Elizabeth died in 1961, and was buried in the Parte Antica of the Protestant Cemetery, Rome.

== Works ==
- Figurative Terra-cotta Revetments in Etruria and Latium in the VI. and V. Centuries B.C. London 1921 Full text.
- Archaic fictile revetments in Sicily and Magna Graecia. New York 1923 Full text.
- Greek Fictile Revetments in the Archaic Period. London 1926.

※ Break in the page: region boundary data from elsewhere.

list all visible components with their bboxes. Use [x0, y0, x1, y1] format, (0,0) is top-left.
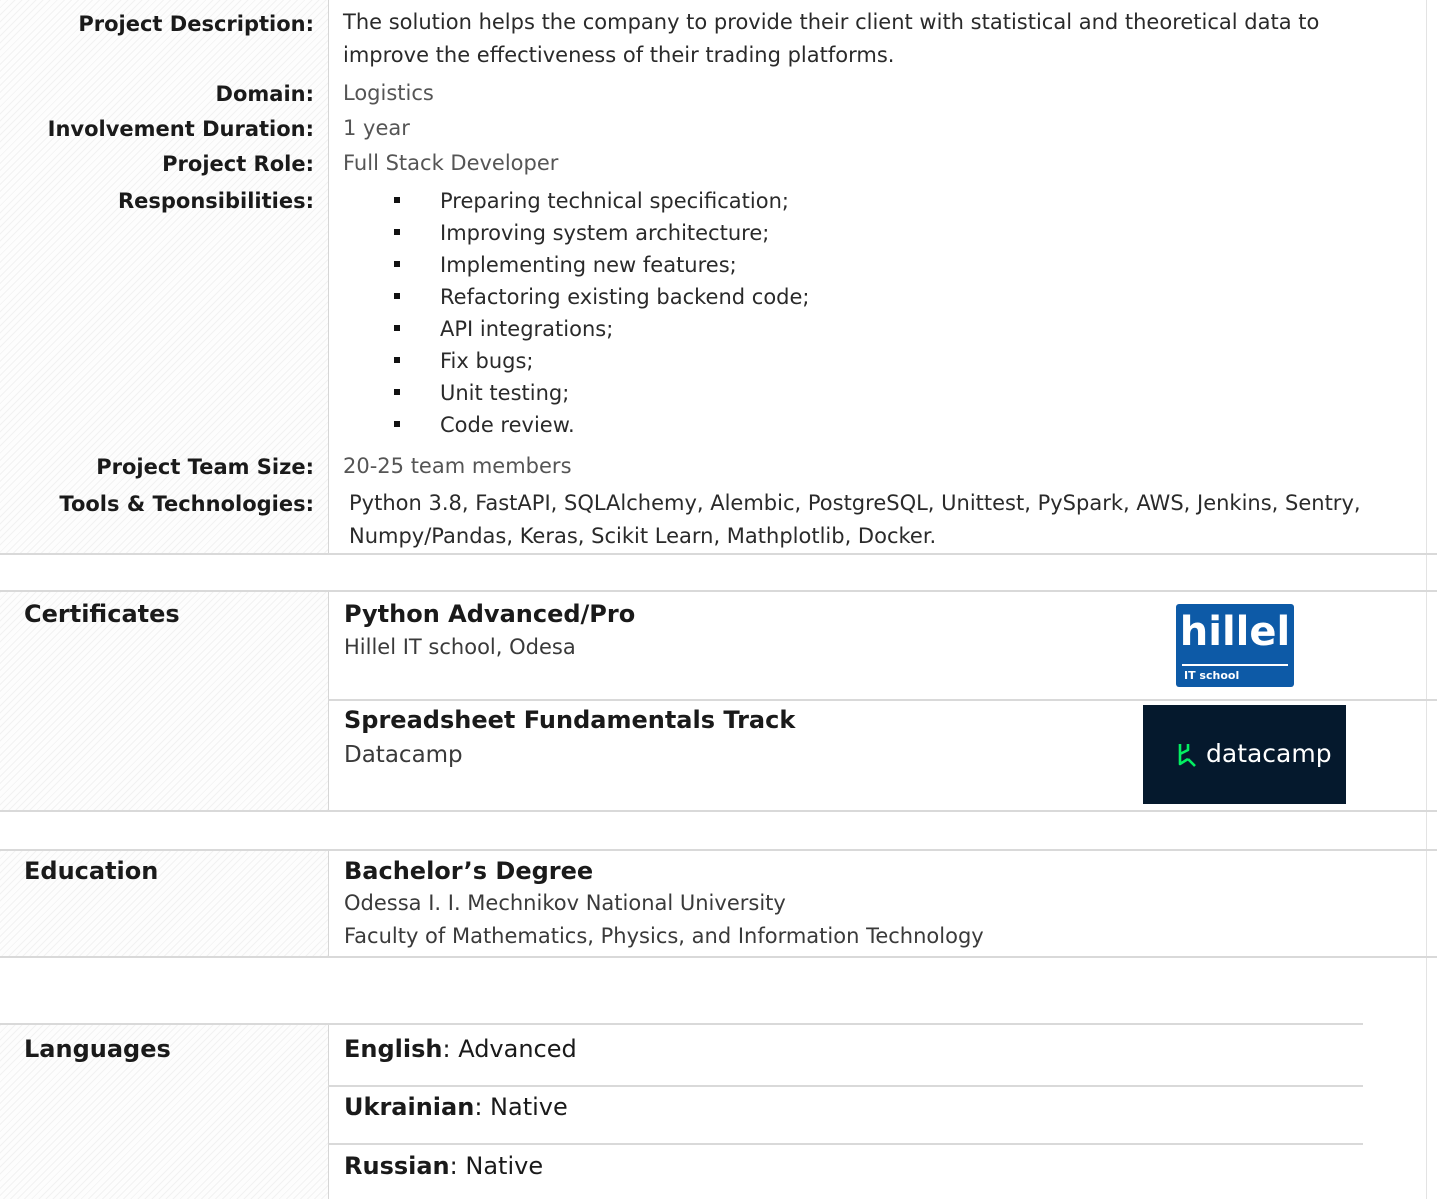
language-separator: [328, 1085, 1363, 1087]
language-item: English: Advanced: [344, 1033, 577, 1065]
language-name: Russian: [344, 1152, 450, 1180]
certificate-separator: [328, 699, 1437, 701]
language-level: : Native: [474, 1093, 568, 1121]
project-description-label: Project Description:: [78, 12, 314, 36]
degree-title: Bachelor’s Degree: [344, 857, 594, 885]
list-item: Fix bugs;: [394, 345, 810, 377]
hillel-logo: hillel IT school: [1176, 604, 1294, 687]
involvement-duration-value: 1 year: [343, 116, 410, 140]
project-role-value: Full Stack Developer: [343, 151, 559, 175]
education-title: Education: [24, 857, 159, 885]
tools-technologies-value: Python 3.8, FastAPI, SQLAlchemy, Alembic…: [349, 491, 1361, 548]
project-role-label: Project Role:: [162, 152, 314, 176]
language-level: : Advanced: [442, 1035, 577, 1063]
list-item: Refactoring existing backend code;: [394, 281, 810, 313]
datacamp-logo: datacamp: [1143, 705, 1346, 804]
language-level: : Native: [449, 1152, 544, 1180]
certificate-name: Spreadsheet Fundamentals Track: [344, 706, 796, 734]
bullet-icon: [394, 293, 400, 299]
bullet-icon: [394, 197, 400, 203]
bullet-icon: [394, 229, 400, 235]
certificate-name: Python Advanced/Pro: [344, 600, 636, 628]
certificate-item: Spreadsheet Fundamentals Track Datacamp: [344, 704, 795, 774]
project-team-size-value: 20-25 team members: [343, 454, 572, 478]
certificates-title: Certificates: [24, 600, 180, 628]
language-name: Ukrainian: [344, 1093, 475, 1121]
domain-value: Logistics: [343, 81, 434, 105]
list-item: Preparing technical specification;: [394, 185, 810, 217]
language-separator: [328, 1143, 1363, 1145]
project-description-value: The solution helps the company to provid…: [343, 10, 1320, 67]
hillel-logo-rule: [1182, 664, 1288, 666]
list-item: Improving system architecture;: [394, 217, 810, 249]
project-divider: [328, 0, 329, 553]
language-item: Russian: Native: [344, 1150, 543, 1182]
tools-technologies-label: Tools & Technologies:: [59, 492, 314, 516]
certificates-divider: [328, 592, 329, 811]
involvement-duration-label: Involvement Duration:: [47, 117, 314, 141]
certificate-issuer: Hillel IT school, Odesa: [344, 635, 576, 659]
education-entry: Bachelor’s Degree Odessa I. I. Mechnikov…: [344, 855, 984, 953]
list-item: Code review.: [394, 409, 810, 441]
language-item: Ukrainian: Native: [344, 1091, 568, 1123]
university-name: Odessa I. I. Mechnikov National Universi…: [344, 891, 786, 915]
certificates-bottom-rule: [0, 810, 1437, 812]
faculty-name: Faculty of Mathematics, Physics, and Inf…: [344, 924, 984, 948]
responsibilities-label: Responsibilities:: [117, 189, 314, 213]
datacamp-logo-text: datacamp: [1206, 739, 1332, 768]
languages-divider: [328, 1025, 329, 1199]
project-bottom-rule: [0, 553, 1437, 555]
bullet-icon: [394, 261, 400, 267]
hillel-logo-text: hillel: [1179, 609, 1291, 655]
datacamp-mark-icon: [1178, 744, 1196, 767]
certificate-issuer: Datacamp: [344, 742, 463, 768]
bullet-icon: [394, 421, 400, 427]
right-border: [1426, 0, 1427, 1199]
list-item: Unit testing;: [394, 377, 810, 409]
bullet-icon: [394, 325, 400, 331]
domain-label: Domain:: [215, 82, 314, 106]
education-divider: [328, 851, 329, 957]
bullet-icon: [394, 389, 400, 395]
education-bottom-rule: [0, 956, 1437, 958]
hillel-logo-subtext: IT school: [1184, 669, 1240, 682]
certificate-item: Python Advanced/Pro Hillel IT school, Od…: [344, 598, 635, 664]
list-item: Implementing new features;: [394, 249, 810, 281]
languages-title: Languages: [24, 1035, 171, 1063]
responsibilities-list: Preparing technical specification; Impro…: [394, 185, 810, 441]
language-name: English: [344, 1035, 443, 1063]
bullet-icon: [394, 357, 400, 363]
list-item: API integrations;: [394, 313, 810, 345]
project-team-size-label: Project Team Size:: [96, 455, 314, 479]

- Clay Figurines of Babylonia and Assyria. New Haven/Oxford 1931 (Yale Oriental Researches 26).
- Foundation Figurines and Offerings. Berlin 1931 Full text (PDF; 10,9 MB).
- The Flowing Vase and the God with Streams. Berlin 1933.
- The Fauna of Ancient Mesopotamia as Represented in Art. Rome 1939.
- "The Rosette in Mesopotamian Art". In: Zeitschrift für Assyriologie. 45, 1939, p. 99–107.
- The Cylinder Seals of the Pontifical Biblical Institute. Rome 1940 (Analecta Orientalia 21).
- Symbols of the Gods in Mesopotamian Art. Rome 1945.
- "The Dragon in Ancient Mesopotamia". In: Orientalia. 15, 1946, p. 1–45.